The U.S. government, which really means we the taxpayers, lost more on the GM bailout than the Treasury Department initially claimed we would. According to a new government report released on Wednesday, US taxpayers lost $11.2 billion on the bailout for General Motors Co., which is obviously more than the $10.3 billion the government estimated when it sold its remaining GM shares on December 9, 2013.
The $11.2 billion loss even includes a write-off back in March pertaining to the government’s remaining $826 million share investment in “old” GM, says the quarterly report from the Treasury watchdog.
The U.S. government spent about $50 billion to bail out GM, which went through a 2009 bankruptcy. The government’s investment was then converted to a 61 percent equity share stake in the Detroit-based automaker, on top of preferred shares and a structured loan.
Treasury whittled down its GM stake through a series of stock sales starting in November 2010, but could not dump the amount of shares to keep from realizing a loss in an adequate time because the shares would have collapsed.

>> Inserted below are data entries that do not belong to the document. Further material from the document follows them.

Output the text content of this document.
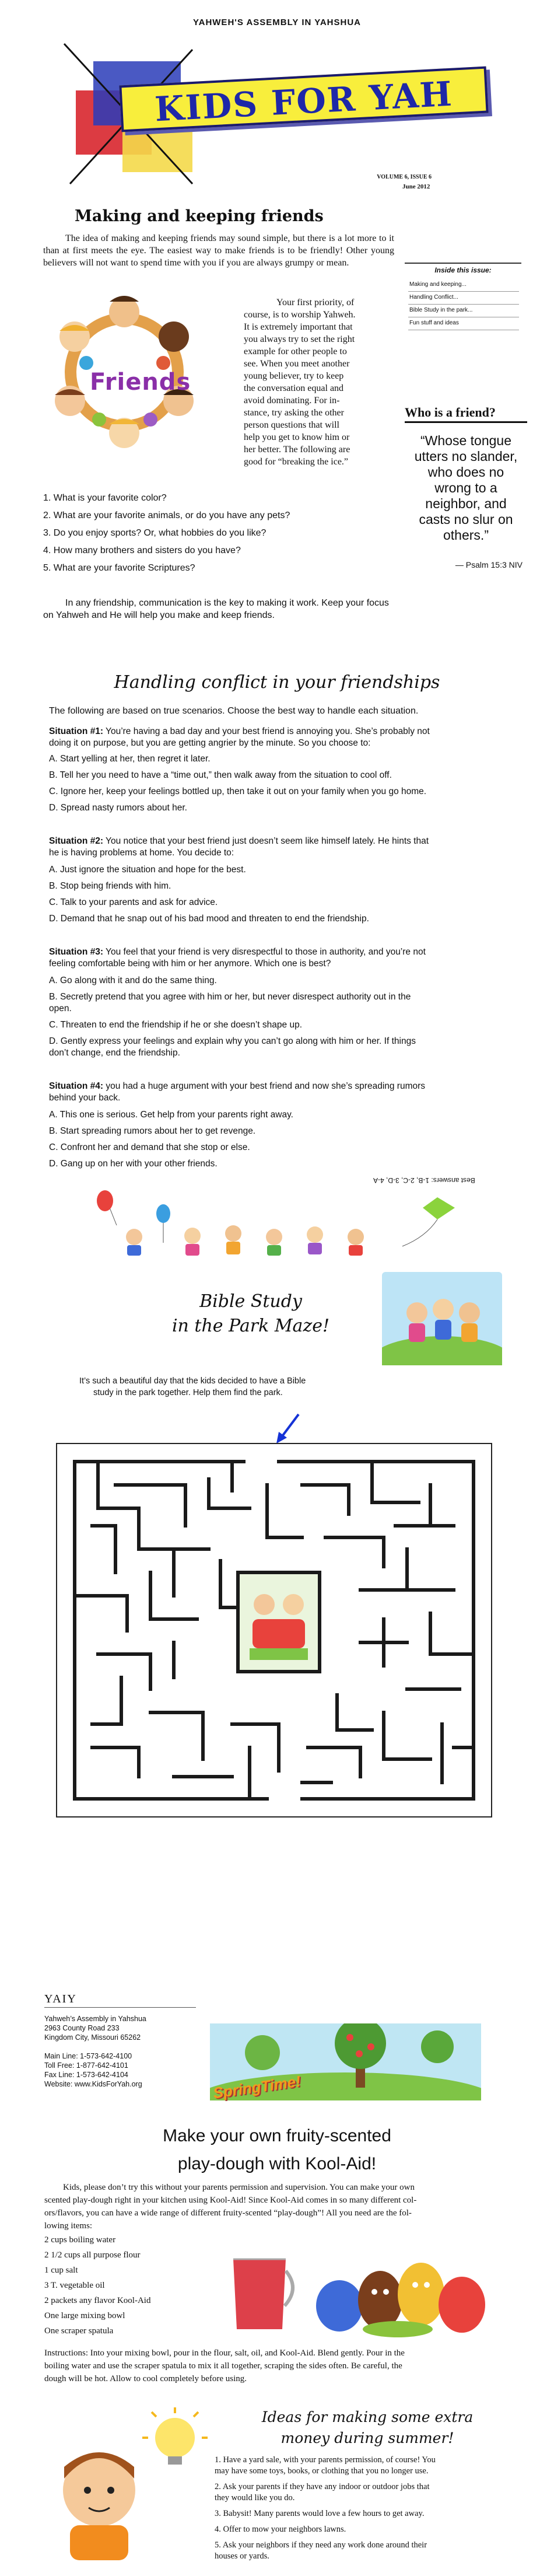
YAHWEH'S ASSEMBLY IN YAHSHUA
KIDS FOR YAH
VOLUME 6, ISSUE 6
June 2012
Making and keeping friends
The idea of making and keeping friends may sound simple, but there is a lot more to it than at first meets the eye. The easiest way to make friends is to be friendly! Other young believers will not want to spend time with you if you are always grumpy or mean.
Friends
Your first priority, of
course, is to worship Yahweh.
It is extremely important that
you always try to set the right
example for other people to
see. When you meet another
young believer, try to keep
the conversation equal and
avoid dominating. For in-
stance, try asking the other
person questions that will
help you get to know him or
her better. The following are
good for “breaking the ice.”
1. What is your favorite color?
2. What are your favorite animals, or do you have any pets?
3. Do you enjoy sports? Or, what hobbies do you like?
4. How many brothers and sisters do you have?
5. What are your favorite Scriptures?
In any friendship, communication is the key to making it work. Keep your focus on Yahweh and He will help you make and keep friends.
Inside this issue:
Making and keeping...
Handling Conflict...
Bible Study in the park...
Fun stuff and ideas
Who is a friend?
“Whose tongue
utters no slander,
who does no
wrong to a
neighbor, and
casts no slur on
others.”
— Psalm 15:3 NIV
Handling conflict in your friendships
The following are based on true scenarios. Choose the best way to handle each situation.
Situation #1: You’re having a bad day and your best friend is annoying you. She’s probably not
doing it on purpose, but you are getting angrier by the minute. So you choose to:
A. Start yelling at her, then regret it later.
B. Tell her you need to have a “time out,” then walk away from the situation to cool off.
C. Ignore her, keep your feelings bottled up, then take it out on your family when you go home.
D. Spread nasty rumors about her.
Situation #2: You notice that your best friend just doesn’t seem like himself lately. He hints that
he is having problems at home. You decide to:
A. Just ignore the situation and hope for the best.
B. Stop being friends with him.
C. Talk to your parents and ask for advice.
D. Demand that he snap out of his bad mood and threaten to end the friendship.
Situation #3: You feel that your friend is very disrespectful to those in authority, and you’re not
feeling comfortable being with him or her anymore. Which one is best?
A. Go along with it and do the same thing.
B. Secretly pretend that you agree with him or her, but never disrespect authority out in the
open.
C. Threaten to end the friendship if he or she doesn’t shape up.
D. Gently express your feelings and explain why you can’t go along with him or her. If things
don’t change, end the friendship.
Situation #4: you had a huge argument with your best friend and now she’s spreading rumors
behind your back.
A. This one is serious. Get help from your parents right away.
B. Start spreading rumors about her to get revenge.
C. Confront her and demand that she stop or else.
D. Gang up on her with your other friends.
Best answers: 1-B, 2-C, 3-D, 4-A
Bible Study
in the Park Maze!
It’s such a beautiful day that the kids decided to have a Bible
study in the park together. Help them find the park.
YAIY
Yahweh’s Assembly in Yahshua
2963 County Road 233
Kingdom City, Missouri 65262
Main Line: 1-573-642-4100
Toll Free: 1-877-642-4101
Fax Line: 1-573-642-4104
Website: www.KidsForYah.org	SpringTime!
Make your own fruity-scented
play-dough with Kool-Aid!
Kids, please don’t try this without your parents permission and supervision. You can make your own
scented play-dough right in your kitchen using Kool-Aid! Since Kool-Aid comes in so many different col-
ors/flavors, you can have a wide range of different fruity-scented “play-dough”! All you need are the fol-
lowing items:
2 cups boiling water
2 1/2 cups all purpose flour
1 cup salt
3 T. vegetable oil
2 packets any flavor Kool-Aid
One large mixing bowl
One scraper spatula
Instructions: Into your mixing bowl, pour in the flour, salt, oil, and Kool-Aid. Blend gently. Pour in the
boiling water and use the scraper spatula to mix it all together, scraping the sides often. Be careful, the
dough will be hot. Allow to cool completely before using.
Ideas for making some extra
money during summer!
1. Have a yard sale, with your parents permission, of course! You
may have some toys, books, or clothing that you no longer use.
2. Ask your parents if they have any indoor or outdoor jobs that
they would like you do.
3. Babysit! Many parents would love a few hours to get away.
4. Offer to mow your neighbors lawns.
5. Ask your neighbors if they need any work done around their
houses or yards.
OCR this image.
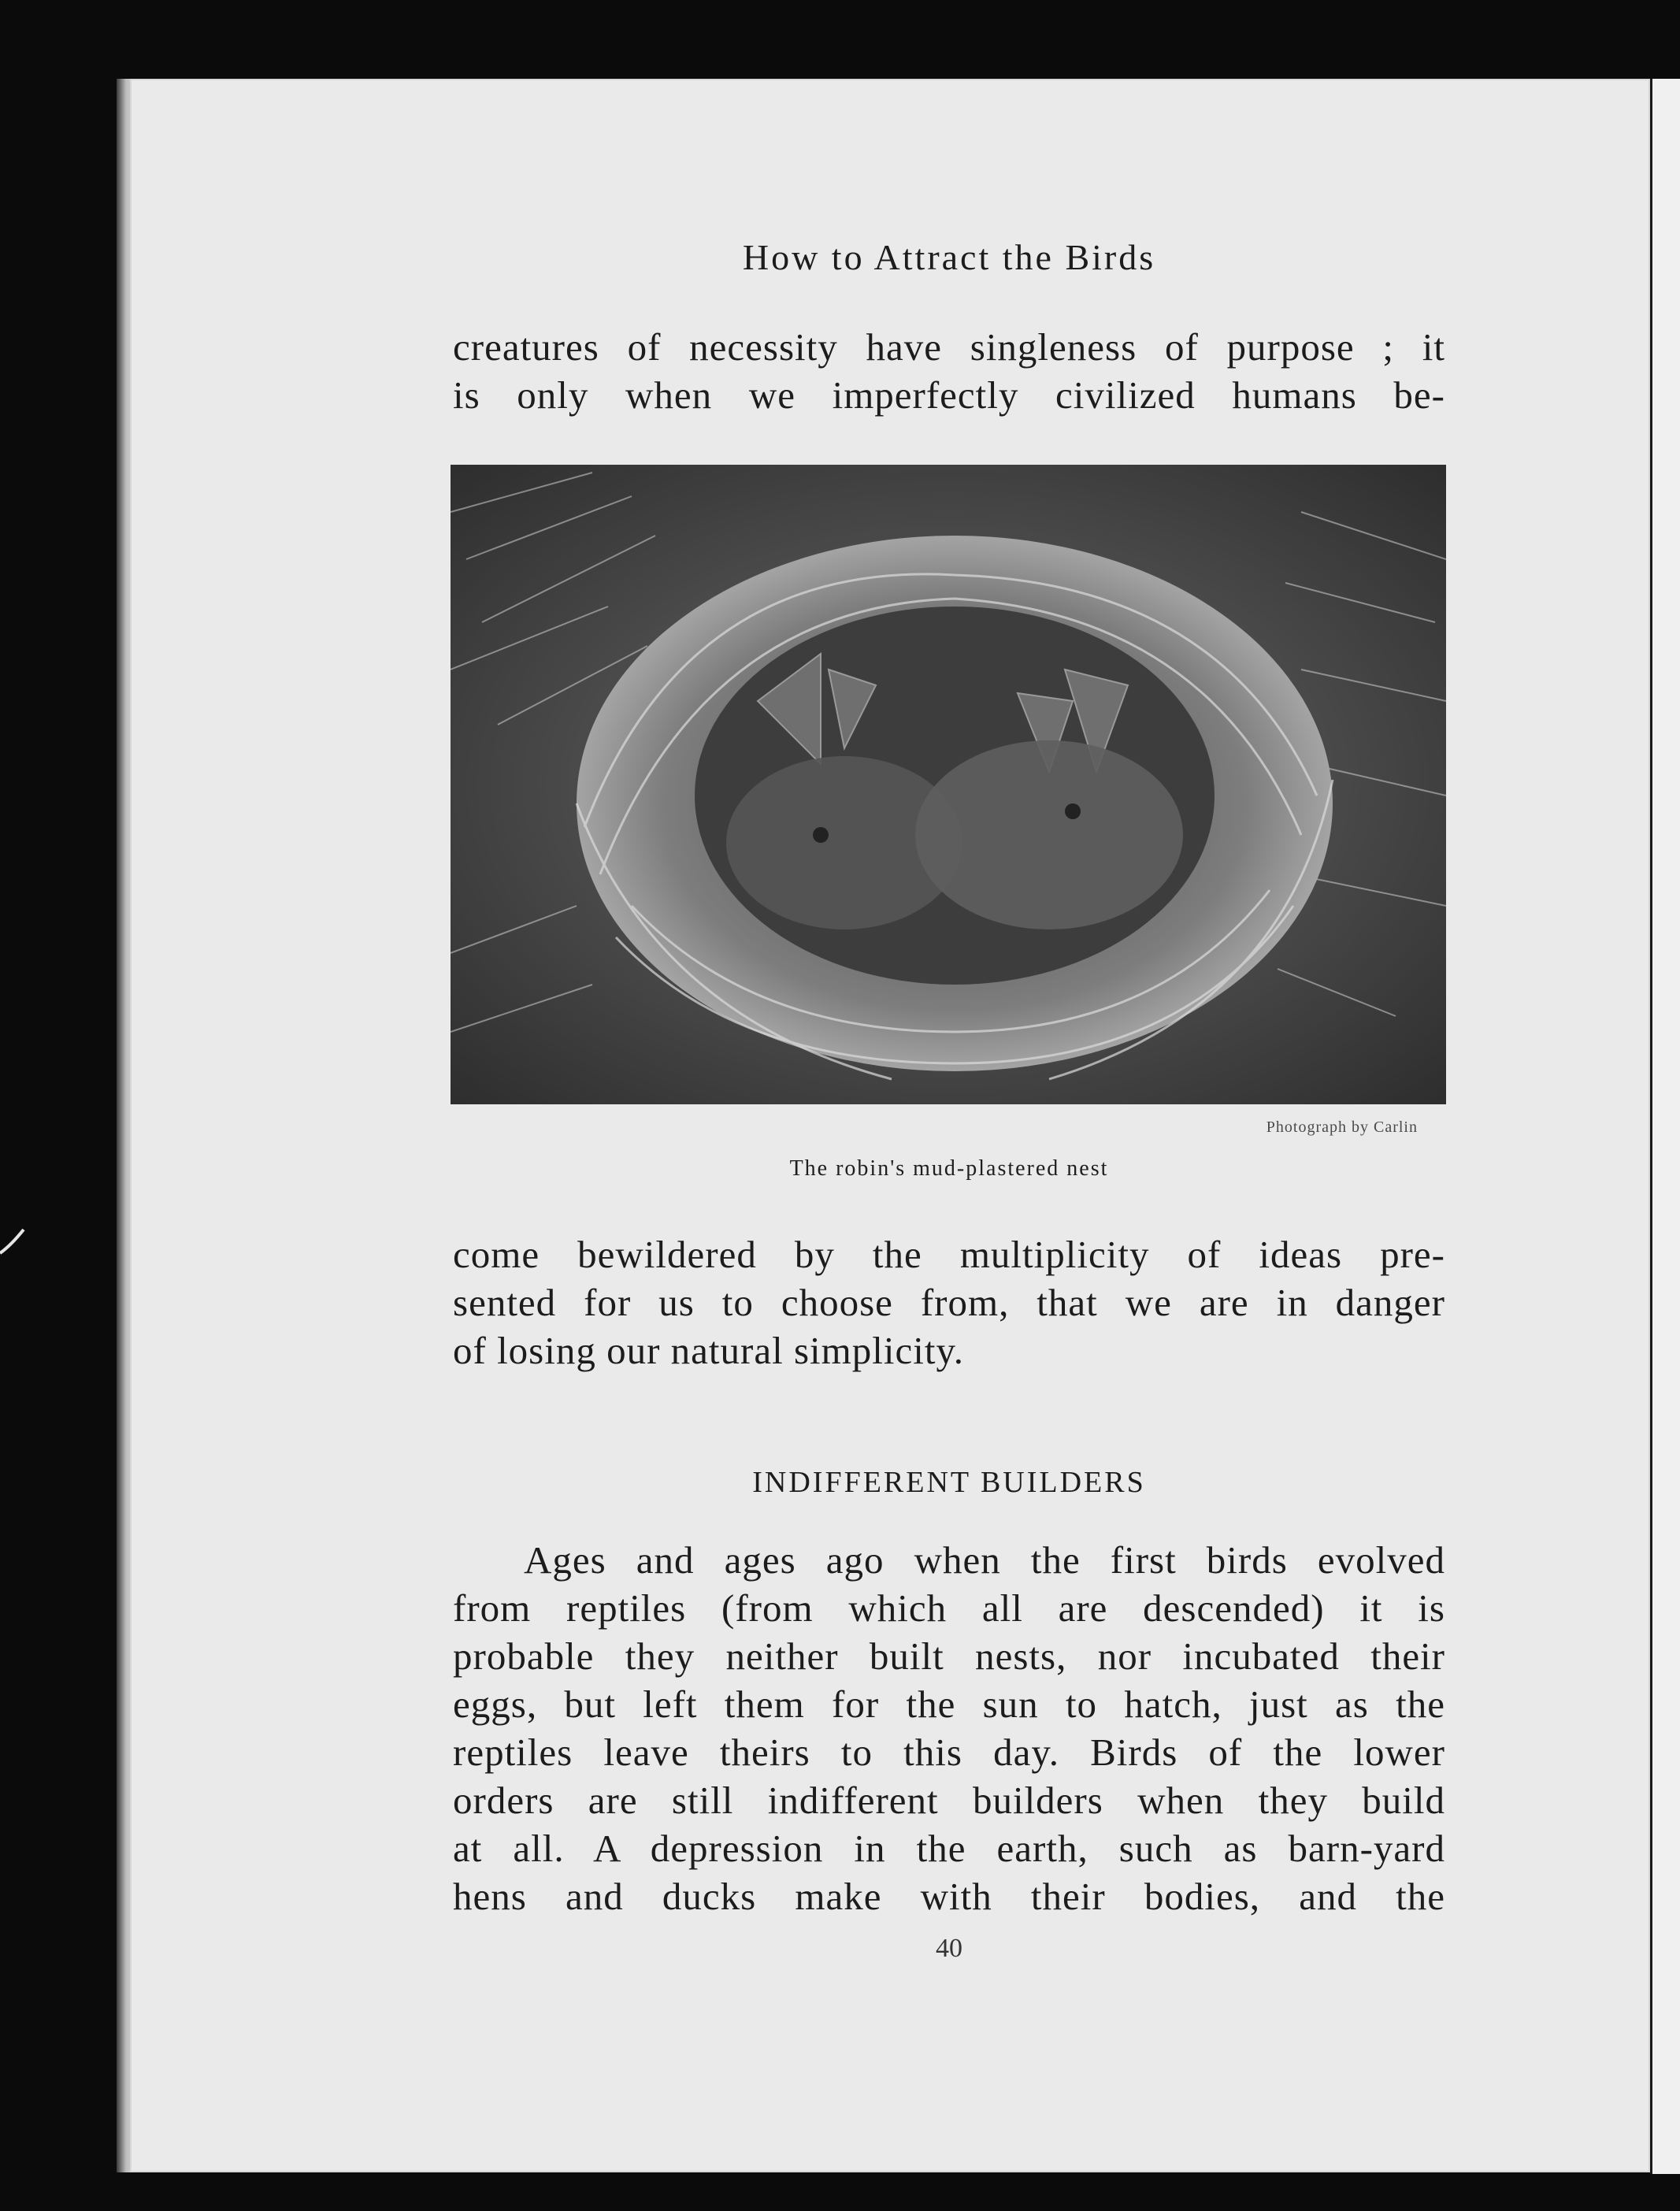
How to Attract the Birds

creatures of necessity have singleness of purpose ; it

is only when we imperfectly civilized humans be-

Photograph by Carlin
The robin's mud-plastered nest

come bewildered by the multiplicity of ideas pre-

sented for us to choose from, that we are in danger

of losing our natural simplicity.

INDIFFERENT BUILDERS

Ages and ages ago when the first birds evolved

from reptiles (from which all are descended) it is

probable they neither built nests, nor incubated their

eggs, but left them for the sun to hatch, just as the

reptiles leave theirs to this day. Birds of the lower

orders are still indifferent builders when they build

at all. A depression in the earth, such as barn-yard

hens and ducks make with their bodies, and the

40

When Treasury sold its final share, they estimated a total loss of $10.3 billion, but did say we shouldn’t expect any proceeds from its remaining $826 million investment in “old” GM, the report by the Office of the Special Inspector General for the Troubled Asset Relief Program said.
The U.S. bailout of GM and Chrysler, which received about $12.5 billion, supposedly saved 1.5 million jobs following the financial crisis, when the union-heavy companies found themselves over-extended by unrealistic benefit payments to the United Auto Workers Union. But the widely cited numbers are from the Center for Automotive Research, and are not universally accepted among economists.
Nevertheless, even though a small plurality of Americans view the auto bailouts as a necessary evil, they have a less-than favorable opinion of the companies who took them. Meanwhile, Ford Motor Co., the one and only of the Big Three automaker who didn’t take a taxpayer bailout, is still better liked than General Motors and Chrysler, and a sizable number of Americans even continue to say they buy based upon those bailouts.
While GM sits in the dumps, 68 percent of American adults say they have at least a somewhat favorable opinion of Ford, according to a recent Rasmussen Reports poll. Only 23 percent have an unfavorable opinion of Ford, including 25 percent with a “very favorable” opinion of the company, and just 6 percent with a “very unfavorable” one.
Last week, GM posted its 17th consecutive quarter of realized profits, but earnings were hurt by a $1.3 billion charge for the costs associated with various recalls, including one for faulty ignition switches on a whopping 2.6 million cars.
Currently, after all of that money, GM is under investigation by the Justice Department, U.S. auto safety regulators and Congress for its failure to detect the faulty ignition switch for over a decade. The U.S. Securities and Exchange Commission is also investigating GM, and the various recalls have resulted in an untold number of deaths, as estimates continue to rise.